# STEROIDS FORUM > IGF-1 LR3, HGH, and INSULIN QUESTIONS >  Kigtropin ?

## alextg

Has anyone heard anything about Kigtropin ? Its supposed to be some sort of new hgh thats being made by Olifen (Beijing) Biotech . If anyone has tried it , i'd like to hear opinions cause most probably thats the hgh my source will bring me ...

----------


## ScotchGuard

There's so many ...tropins it makes my head hurt. Let us know if it's good stuff. I've been taking blue top, yellow top, and Jintropin for little over a year and they all work fine. My guess is that if your source is legit, it'll be good stuff.

----------


## alextg

Got it today ....
I'll post "results" as soon as start with it ... Im on G-tropin atm and have some new Hyges 10iu bottles aswell ...

----------


## Xtralarg

Any results?

----------


## alextg

> Any results?


It seems they are just another Chinese hgh ... i had the sides of hgh all the way through when i was on Kigtropin.Only used them for a month cause then i changed to hyges 10iu.My source keeps bringing different hgh :P

----------


## Xtralarg

> It seems they are just another Chinese hgh ... i had the sides of hgh all the way through when i was on Kigtropin.Only used them for a month cause then i changed to hyges 10iu.My source keeps bringing different hgh :P


As long as it is hgh! Thanks for info

----------


## washington4

alextg & xtralarg what's up, I sent you guys friend request but I'm ganna leave my eamil because I want tostart taking HGH injections but I need some guidence from people who have actuallly takin it. so please email me at Thanks for ur time bro's -Raphael

----------


## Xtralarg

Who knows what the Kigs are?

----------


## alextg

washington4 you can always ask whatever u want here or simply send a msg to my inbox  :Smilie: 
Xtralarg i only took kigs for a month.Now i have some g-tropins and then i'll try riptropin.
I got igtropin to try.Its from same lab that makes kigtropin, but igf1-lr3.We'll see how'll that go ...

----------


## Jeffers

have been using ansomone for 5 weeks 5iu eod, now started using kigtropin same dose and have started to get some joint pain,seems to be hitting the spot...

----------


## Xtralarg

> have been using ansomone for 5 weeks 5iu eod, now started using kigtropin same dose and have started to get some joint pain,seems to be hitting the spot...
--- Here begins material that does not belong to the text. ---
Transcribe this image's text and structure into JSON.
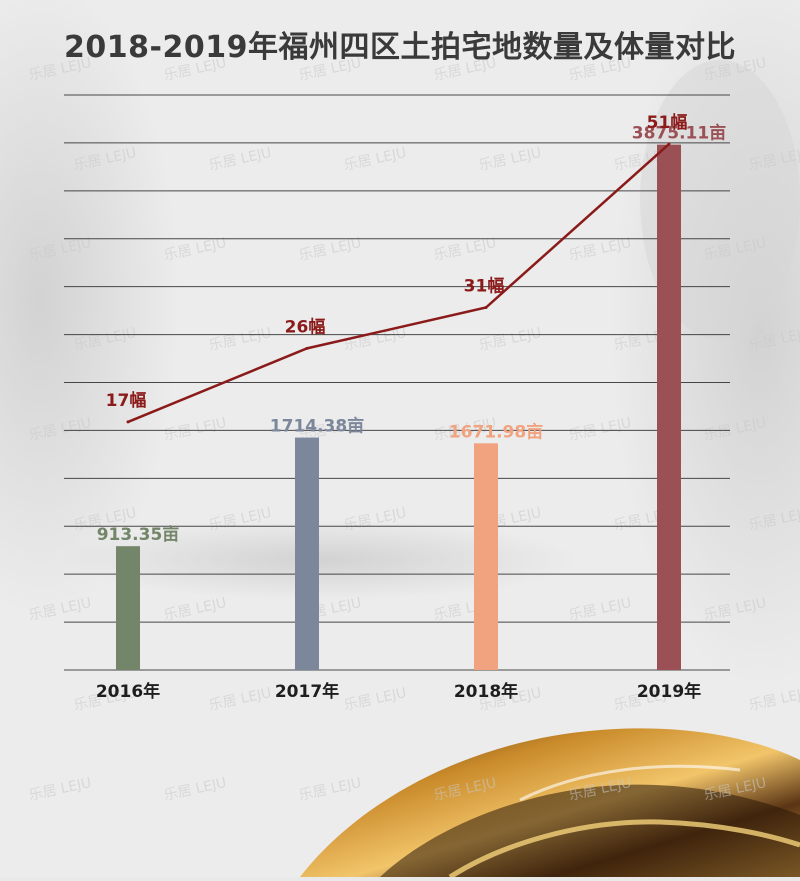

What dose are you running the kigs at?

----------


## Jeffers

> What dose are you running the kigs at?


i`m doing the kigtropin the same 5iu eod,using it for fat loss over six months,running it alongside test & tren cycle...

----------


## Xtralarg

> i`m doing the kigtropin the same 5iu eod,using it for fat loss over six months,running it alongside test & tren cycle...


Let me know how you go on with it please

----------


## Jeffers

Love this stuff ...really helping to burn fat.... sleeping great 2.5ius ed now :Wink/Grin:

----------


## Xtralarg

> Love this stuff ...really helping to burn fat.... sleeping great 2.5ius ed now


Well im upto 8iu's now and I am really pleased with the kigs!

----------


## alextg

> Well im upto 8iu's now and I am really pleased with the kigs!


unfortunatelly my supplier ran out of kigs so im into riptropin atm ...

----------


## Xtralarg

> unfortunatelly my supplier ran out of kigs so im into riptropin atm ...


How you finding them?

----------


## alextg

> How you finding them?


I think they are same as Kigs ...

----------


## Xtralarg

> I think they are same as Kigs ...


I think you might be right...the box and vials are the same as the kigs just different printing on them....am i correct?

----------


## alextg

> I think you might be right...the box and vials are the same as the kigs just different printing on them....am i correct?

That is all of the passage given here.